Подражает Ронсару и другим светским поэтам, воспевает, опираясь на них, здешнюю святую обитель — она у него то пустынь, то гавань, — называет ее всеми мыслимыми именами, лишь бы забыть, что никаких других мест он попросту не знает.

О ты, священный испокон
Приют невинный и прелестный,
Хранимый милостью небесной,
Ты благодатью осенен.

— Скучища, — говорит его приятель. — Придумайте что-нибудь другое.

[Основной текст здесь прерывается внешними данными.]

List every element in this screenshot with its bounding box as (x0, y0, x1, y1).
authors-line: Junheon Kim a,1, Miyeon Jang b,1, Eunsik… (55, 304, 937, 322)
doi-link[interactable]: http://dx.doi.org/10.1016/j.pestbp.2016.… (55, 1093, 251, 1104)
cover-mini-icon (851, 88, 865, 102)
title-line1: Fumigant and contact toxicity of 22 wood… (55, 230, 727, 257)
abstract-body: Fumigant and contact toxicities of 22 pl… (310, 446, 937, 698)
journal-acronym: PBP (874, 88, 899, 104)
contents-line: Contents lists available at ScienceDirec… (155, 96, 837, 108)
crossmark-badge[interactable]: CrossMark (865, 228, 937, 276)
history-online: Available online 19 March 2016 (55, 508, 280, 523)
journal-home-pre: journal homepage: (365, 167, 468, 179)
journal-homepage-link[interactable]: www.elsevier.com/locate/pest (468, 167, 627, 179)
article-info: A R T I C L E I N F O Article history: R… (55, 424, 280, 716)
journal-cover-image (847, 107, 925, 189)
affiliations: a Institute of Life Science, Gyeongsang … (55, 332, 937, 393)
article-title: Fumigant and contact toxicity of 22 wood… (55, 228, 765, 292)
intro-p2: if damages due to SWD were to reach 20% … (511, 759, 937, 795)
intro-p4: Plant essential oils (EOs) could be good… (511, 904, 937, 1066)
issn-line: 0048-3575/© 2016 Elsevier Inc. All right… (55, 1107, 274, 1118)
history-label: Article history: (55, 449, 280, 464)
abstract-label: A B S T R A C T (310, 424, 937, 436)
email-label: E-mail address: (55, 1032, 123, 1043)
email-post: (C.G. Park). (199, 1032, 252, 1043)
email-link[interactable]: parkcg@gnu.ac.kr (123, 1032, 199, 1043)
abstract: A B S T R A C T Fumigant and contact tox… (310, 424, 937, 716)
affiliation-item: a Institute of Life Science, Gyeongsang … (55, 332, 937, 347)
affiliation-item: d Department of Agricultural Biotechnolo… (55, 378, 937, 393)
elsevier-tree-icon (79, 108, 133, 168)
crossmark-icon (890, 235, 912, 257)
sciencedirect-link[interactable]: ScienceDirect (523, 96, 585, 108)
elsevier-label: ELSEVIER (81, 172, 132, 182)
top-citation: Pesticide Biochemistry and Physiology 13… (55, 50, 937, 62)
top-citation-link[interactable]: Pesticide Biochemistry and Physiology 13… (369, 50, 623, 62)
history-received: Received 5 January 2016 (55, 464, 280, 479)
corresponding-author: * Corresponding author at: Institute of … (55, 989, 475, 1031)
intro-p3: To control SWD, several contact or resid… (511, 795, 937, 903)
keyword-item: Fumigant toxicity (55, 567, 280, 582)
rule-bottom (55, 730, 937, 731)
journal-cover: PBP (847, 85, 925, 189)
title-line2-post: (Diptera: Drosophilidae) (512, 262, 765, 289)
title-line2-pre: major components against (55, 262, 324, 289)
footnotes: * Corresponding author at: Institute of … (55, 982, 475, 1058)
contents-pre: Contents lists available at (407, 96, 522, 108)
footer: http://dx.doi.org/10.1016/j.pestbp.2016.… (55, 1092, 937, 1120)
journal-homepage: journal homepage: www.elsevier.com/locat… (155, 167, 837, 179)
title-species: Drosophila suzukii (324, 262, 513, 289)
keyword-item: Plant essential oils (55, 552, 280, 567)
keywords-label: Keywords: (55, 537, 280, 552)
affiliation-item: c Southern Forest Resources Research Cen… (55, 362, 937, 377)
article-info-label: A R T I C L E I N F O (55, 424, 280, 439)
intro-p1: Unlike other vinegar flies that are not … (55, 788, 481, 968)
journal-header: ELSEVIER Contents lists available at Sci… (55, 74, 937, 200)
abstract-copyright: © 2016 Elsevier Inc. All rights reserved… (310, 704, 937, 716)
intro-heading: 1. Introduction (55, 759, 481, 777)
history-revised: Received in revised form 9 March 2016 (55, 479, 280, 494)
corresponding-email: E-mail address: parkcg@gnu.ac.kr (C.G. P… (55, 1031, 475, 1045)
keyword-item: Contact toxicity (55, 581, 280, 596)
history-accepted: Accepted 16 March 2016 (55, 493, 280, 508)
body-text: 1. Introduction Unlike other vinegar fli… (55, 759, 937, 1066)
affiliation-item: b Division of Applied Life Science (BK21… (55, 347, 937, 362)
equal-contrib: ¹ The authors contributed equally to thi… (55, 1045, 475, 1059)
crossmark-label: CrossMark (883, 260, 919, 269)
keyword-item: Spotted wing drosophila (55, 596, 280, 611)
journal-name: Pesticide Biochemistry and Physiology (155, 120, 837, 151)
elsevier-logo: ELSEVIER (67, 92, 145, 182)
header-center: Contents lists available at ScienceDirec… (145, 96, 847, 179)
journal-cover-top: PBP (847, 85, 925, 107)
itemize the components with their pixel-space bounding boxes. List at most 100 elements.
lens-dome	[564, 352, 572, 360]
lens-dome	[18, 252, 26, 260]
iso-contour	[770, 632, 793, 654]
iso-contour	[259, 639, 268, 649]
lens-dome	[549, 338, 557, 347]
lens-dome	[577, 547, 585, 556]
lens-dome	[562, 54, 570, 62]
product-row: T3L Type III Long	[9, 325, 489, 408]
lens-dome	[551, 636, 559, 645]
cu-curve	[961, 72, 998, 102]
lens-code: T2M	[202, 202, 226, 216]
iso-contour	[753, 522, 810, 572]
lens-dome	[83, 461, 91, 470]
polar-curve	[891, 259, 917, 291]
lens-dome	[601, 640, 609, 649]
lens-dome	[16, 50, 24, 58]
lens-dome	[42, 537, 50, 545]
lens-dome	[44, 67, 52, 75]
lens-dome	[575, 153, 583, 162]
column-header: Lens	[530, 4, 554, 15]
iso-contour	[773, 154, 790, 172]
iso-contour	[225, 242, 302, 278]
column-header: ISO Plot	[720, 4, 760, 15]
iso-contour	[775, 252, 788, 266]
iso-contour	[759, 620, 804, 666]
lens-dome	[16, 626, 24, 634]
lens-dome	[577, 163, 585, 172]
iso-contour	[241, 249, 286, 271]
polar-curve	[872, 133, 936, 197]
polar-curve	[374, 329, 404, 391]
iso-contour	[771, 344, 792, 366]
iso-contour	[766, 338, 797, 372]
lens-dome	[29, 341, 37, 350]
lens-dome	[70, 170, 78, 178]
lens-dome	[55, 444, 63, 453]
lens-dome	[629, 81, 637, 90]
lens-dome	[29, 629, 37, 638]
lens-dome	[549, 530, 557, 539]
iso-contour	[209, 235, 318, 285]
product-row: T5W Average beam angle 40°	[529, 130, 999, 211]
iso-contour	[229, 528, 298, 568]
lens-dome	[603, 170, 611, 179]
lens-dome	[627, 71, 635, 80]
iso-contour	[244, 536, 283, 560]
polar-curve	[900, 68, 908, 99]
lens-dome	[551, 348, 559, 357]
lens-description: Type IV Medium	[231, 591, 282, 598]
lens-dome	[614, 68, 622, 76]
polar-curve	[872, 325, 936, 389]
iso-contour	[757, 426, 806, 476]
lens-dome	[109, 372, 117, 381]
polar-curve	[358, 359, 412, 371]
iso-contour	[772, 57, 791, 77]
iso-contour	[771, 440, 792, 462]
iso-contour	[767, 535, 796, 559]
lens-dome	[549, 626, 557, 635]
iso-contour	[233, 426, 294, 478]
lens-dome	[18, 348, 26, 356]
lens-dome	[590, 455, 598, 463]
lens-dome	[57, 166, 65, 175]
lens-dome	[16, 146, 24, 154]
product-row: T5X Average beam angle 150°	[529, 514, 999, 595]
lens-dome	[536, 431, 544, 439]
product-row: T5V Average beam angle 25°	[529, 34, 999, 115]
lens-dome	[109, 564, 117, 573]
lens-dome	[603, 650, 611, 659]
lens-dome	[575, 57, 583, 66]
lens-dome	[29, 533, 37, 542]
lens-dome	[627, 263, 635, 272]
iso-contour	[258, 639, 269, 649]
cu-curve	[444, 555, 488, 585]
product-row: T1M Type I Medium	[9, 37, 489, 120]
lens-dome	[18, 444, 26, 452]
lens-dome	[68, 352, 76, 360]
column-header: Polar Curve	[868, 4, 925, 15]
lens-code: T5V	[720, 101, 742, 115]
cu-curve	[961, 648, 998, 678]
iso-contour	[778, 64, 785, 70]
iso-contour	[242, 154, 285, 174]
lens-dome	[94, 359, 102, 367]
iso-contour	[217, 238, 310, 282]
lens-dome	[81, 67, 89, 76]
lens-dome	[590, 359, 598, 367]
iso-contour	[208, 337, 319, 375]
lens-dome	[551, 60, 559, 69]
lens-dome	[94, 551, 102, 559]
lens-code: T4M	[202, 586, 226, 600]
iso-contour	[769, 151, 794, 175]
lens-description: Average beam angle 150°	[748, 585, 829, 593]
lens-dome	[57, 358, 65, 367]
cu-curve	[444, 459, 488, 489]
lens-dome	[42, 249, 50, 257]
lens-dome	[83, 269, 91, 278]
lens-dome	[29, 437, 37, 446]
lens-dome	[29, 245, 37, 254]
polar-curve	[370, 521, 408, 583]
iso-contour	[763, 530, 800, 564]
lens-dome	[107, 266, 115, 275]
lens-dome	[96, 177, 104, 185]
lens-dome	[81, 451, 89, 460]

Жан удивлен внезапным попреком. До сих пор маркиз был его самой благодарной публикой и самым верным союзником, если, конечно, не считать кузена Антуана[30], — с тех пор как тот переехал в Париж изучать философию, они стали все чаще обмениваться письмами. Иногда Жан читал их на ходу в длинных замковых коридорах, а потом писал пылкие ответы, в то время как маркиз сидел у него за спиной, а то и прямо перед ним.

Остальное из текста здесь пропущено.